Encouraged by Russia, the a Balkan league is formed by Bulgaria, Greece, Montenegro and Serbia, with the aim of pushing Turkey out of Europe. Using the Albanian revolt as pretext, the league goes to war in 1912. Turkey is already weakened by the recent war with Italy over Tripolitania, and is driven out of the Balkans in seven weeks.
Austria-Hungary is horrified, facing a strengthened Serbia, and the military calls for war. It is, however, deterred by the idea of Russia supporting Serbia, as well as lack of German support. British Foreign Secretary, Sir Edward Grey, is anxious to stop the war spreading, and the war is settled with the Treaty of London. The former Turkish lands are divided amongst the victors, but Austria-Hungary succeeds in containing Serbia through the creation of Albania, which separates Serbia from the Adriatic Sea. The War increases Austro-Serbian tensions, especially after it is discovered that Serbia has not withdrawn its forces from Albanian territory, but rather occupied more. Austro-Hungary sends an ultimatum to the Serbians, and the Serbians withdraw. This teaches Austro-Hungary that threatening to use force will win.
Unsatisfied with its gains from the First Balkan War, Bulgaria goes to war against Serbia and Greece. Turkey joins the war, siding with Serbia and Greece, hoping to regain some territory lost in the First Balkan War. Believing that Russia will come to the assistance of Serbia, Austro-Hungary seeks to intervene, but is again deterred by the lack of German support. Bulgaria is defeated, and the Treaty of Bucharest is signed, where Bulgaria loses nearly all of the lands it had won in the First Balkan War.
The war exacerbates tensions between Austro-Hungary and Serbia. Two successive victories has increased nationalistic tendencies in Serbia, in addition to doubling its size. Austro-Hungary is now convinced that it needs to be crushed. Furthermore, it is a diplomatic victory for Russia, who is encouraged to stand by Serbia.

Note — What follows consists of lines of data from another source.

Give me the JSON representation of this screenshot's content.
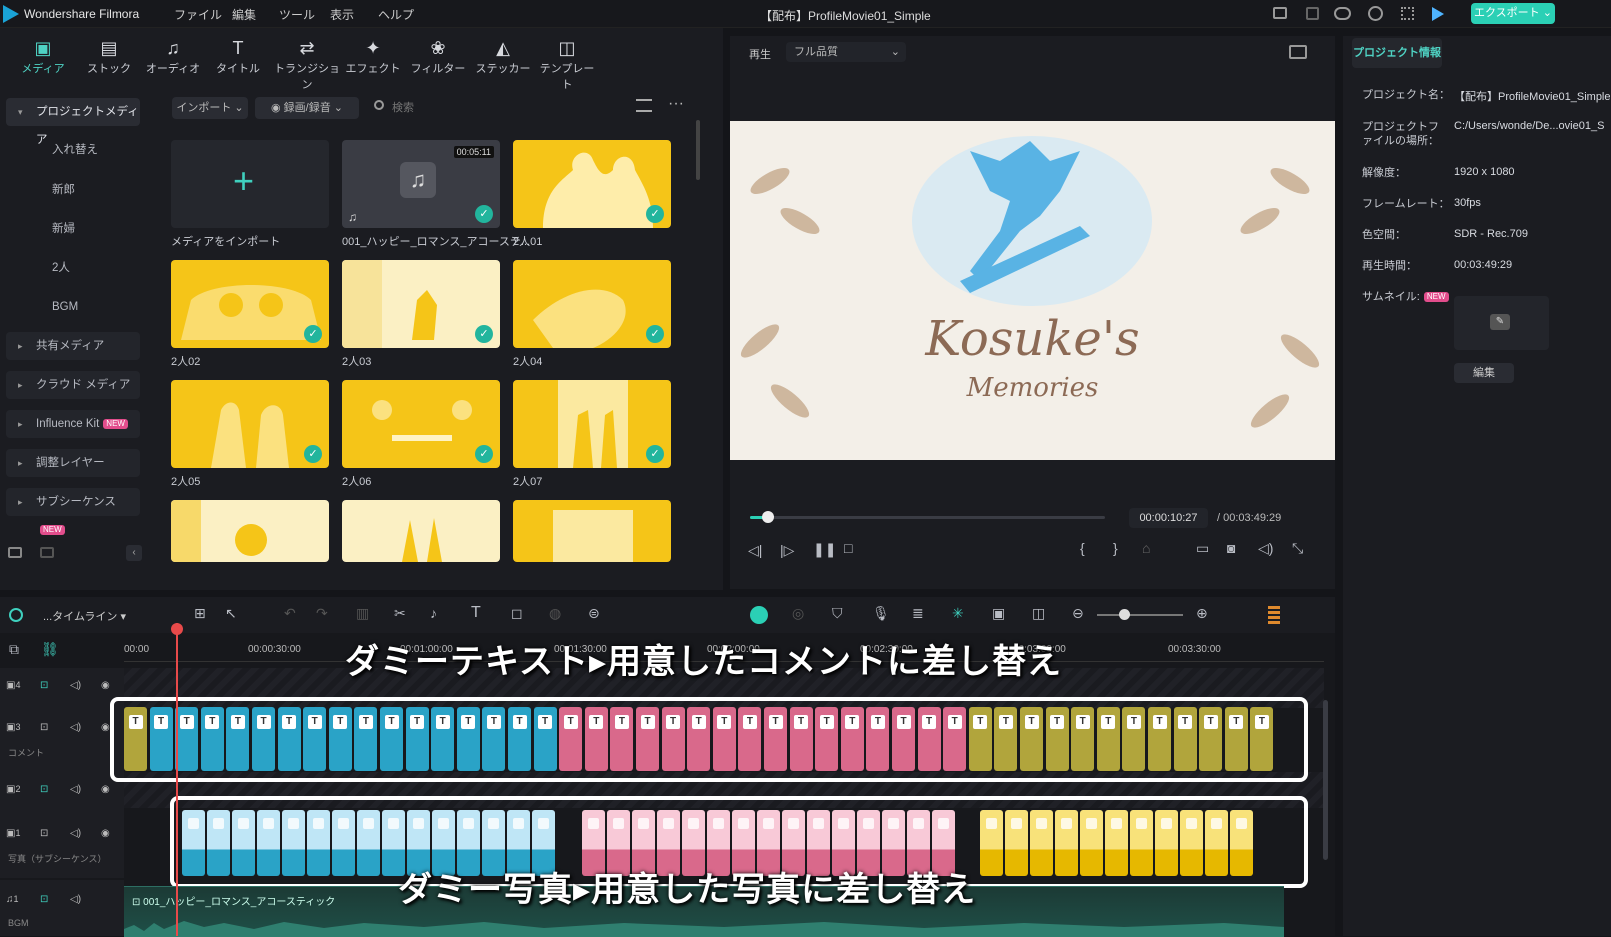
{
  "app": {
    "name": "Wondershare Filmora",
    "title": "【配布】ProfileMovie01_Simple",
    "menu": [
      "ファイル",
      "編集",
      "ツール",
      "表示",
      "ヘルプ"
    ],
    "export_label": "エクスポート"
  },
  "toolbar": {
    "items": [
      {
        "label": "メディア",
        "icon": "media-icon"
      },
      {
        "label": "ストック",
        "icon": "stock-icon"
      },
      {
        "label": "オーディオ",
        "icon": "music-note-icon"
      },
      {
        "label": "タイトル",
        "icon": "title-t-icon"
      },
      {
        "label": "トランジション",
        "icon": "transition-icon"
      },
      {
        "label": "エフェクト",
        "icon": "effect-icon"
      },
      {
        "label": "フィルター",
        "icon": "filter-icon"
      },
      {
        "label": "ステッカー",
        "icon": "sticker-icon"
      },
      {
        "label": "テンプレート",
        "icon": "template-icon"
      }
    ]
  },
  "sidebar": {
    "project_media": "プロジェクトメディア",
    "folders": [
      "入れ替え",
      "新郎",
      "新婦",
      "2人",
      "BGM"
    ],
    "groups": [
      {
        "label": "共有メディア",
        "new": false
      },
      {
        "label": "クラウド メディア",
        "new": false
      },
      {
        "label": "Influence Kit",
        "new": true
      },
      {
        "label": "調整レイヤー",
        "new": false
      },
      {
        "label": "サブシーケンス",
        "new": true
      }
    ],
    "new_badge": "NEW"
  },
  "media": {
    "import_dropdown": "インポート",
    "record_dropdown": "録画/録音",
    "search_placeholder": "検索",
    "import_tile_label": "メディアをインポート",
    "audio_duration": "00:05:11",
    "items": [
      "001_ハッピー_ロマンス_アコーステ...",
      "2人01",
      "2人02",
      "2人03",
      "2人04",
      "2人05",
      "2人06",
      "2人07"
    ]
  },
  "preview": {
    "play_label": "再生",
    "quality": "フル品質",
    "current_time": "00:00:10:27",
    "total_time": "/ 00:03:49:29",
    "progress": 0.05,
    "title_main": "Kosuke's",
    "title_sub": "Memories"
  },
  "props": {
    "tab": "プロジェクト情報",
    "rows": [
      {
        "label": "プロジェクト名：",
        "value": "【配布】ProfileMovie01_Simple"
      },
      {
        "label": "プロジェクトファイルの場所：",
        "value": "C:/Users/wonde/De...ovie01_S"
      },
      {
        "label": "解像度：",
        "value": "1920 x 1080"
      },
      {
        "label": "フレームレート：",
        "value": "30fps"
      },
      {
        "label": "色空間：",
        "value": "SDR - Rec.709"
      },
      {
        "label": "再生時間：",
        "value": "00:03:49:29"
      },
      {
        "label": "サムネイル:",
        "value": ""
      }
    ],
    "edit_button": "編集"
  },
  "timeline": {
    "name": "...タイムライン",
    "ruler": [
      "00:00",
      "00:00:30:00",
      "00:01:00:00",
      "00:01:30:00",
      "00:02:00:00",
      "00:02:30:00",
      "00:03:00:00",
      "00:03:30:00"
    ],
    "tracks": [
      {
        "num": "4",
        "label": ""
      },
      {
        "num": "3",
        "label": "コメント"
      },
      {
        "num": "2",
        "label": ""
      },
      {
        "num": "1",
        "label": "写真（サブシーケンス）"
      },
      {
        "num": "1",
        "label": "BGM"
      }
    ],
    "bgm_clip": "001_ハッピー_ロマンス_アコースティック",
    "overlay_top": "ダミーテキスト▸用意したコメントに差し替え",
    "overlay_bottom": "ダミー写真▸用意した写真に差し替え",
    "colors": {
      "gold": "#b1a53c",
      "blue": "#2aa3c7",
      "pink": "#d9698b",
      "accent": "#4fd3c4"
    }
  }
}
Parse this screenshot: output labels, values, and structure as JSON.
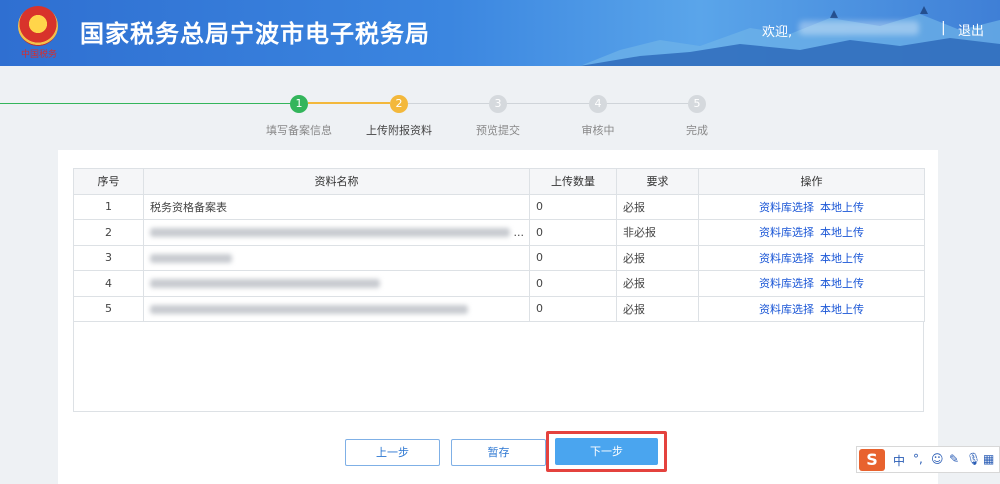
{
  "header": {
    "site_title": "国家税务总局宁波市电子税务局",
    "emblem_caption": "中国税务",
    "welcome": "欢迎,",
    "separator": "|",
    "logout": "退出"
  },
  "steps": [
    {
      "num": "1",
      "label": "填写备案信息",
      "state": "done"
    },
    {
      "num": "2",
      "label": "上传附报资料",
      "state": "active"
    },
    {
      "num": "3",
      "label": "预览提交",
      "state": "todo"
    },
    {
      "num": "4",
      "label": "审核中",
      "state": "todo"
    },
    {
      "num": "5",
      "label": "完成",
      "state": "todo"
    }
  ],
  "table": {
    "headers": [
      "序号",
      "资料名称",
      "上传数量",
      "要求",
      "操作"
    ],
    "rows": [
      {
        "no": "1",
        "name": "税务资格备案表",
        "count": "0",
        "req": "必报"
      },
      {
        "no": "2",
        "name": "",
        "suffix": "...",
        "count": "0",
        "req": "非必报"
      },
      {
        "no": "3",
        "name": "",
        "count": "0",
        "req": "必报"
      },
      {
        "no": "4",
        "name": "",
        "count": "0",
        "req": "必报"
      },
      {
        "no": "5",
        "name": "",
        "count": "0",
        "req": "必报"
      }
    ],
    "op_select": "资料库选择",
    "op_upload": "本地上传"
  },
  "buttons": {
    "prev": "上一步",
    "save": "暂存",
    "next": "下一步"
  },
  "ime": {
    "logo": "S",
    "lang": "中",
    "punct": "°,"
  },
  "colors": {
    "header": "#3b86e0",
    "step_done": "#33b55b",
    "step_active": "#f3b83b",
    "link": "#1a56d6",
    "primary_button": "#4aa5ef",
    "highlight": "#e4423e"
  }
}
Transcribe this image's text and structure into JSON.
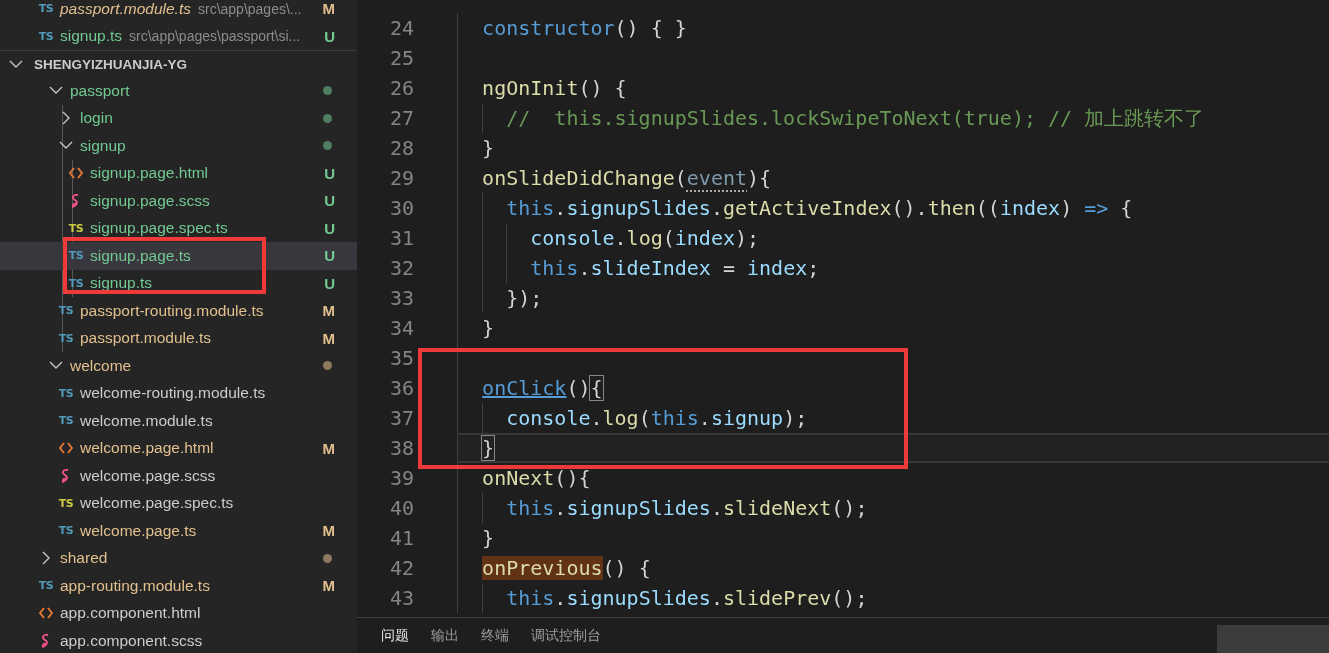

Serbian nationalist Gavrilo Princip assassinates Austro-Hungarian heir presumptive, Franz Ferdinand I. After receiving the German 'blank check', Austro-Hungary responds by sending Serbia an incredibly harsh ultimatum. Britain attempts to mediate, but is hindered by Germany. Serbia complies with most, but not all of the Austro-Hungarian demands, and Austro-Hungary goes to war against Serbia.
The Mansion House Speech is delivered by British Prime Minister David Lloyd George in response to the Second Moroccan Crisis. He declares that national honour is more important than peace, suggesting that Britain will intervene militarily if Germany does not back down.
Italian historian Luigi Albertini argues that this laid the ground for World War 1, and that it also was one of the main reasons why Italy joined the Entente in 1915.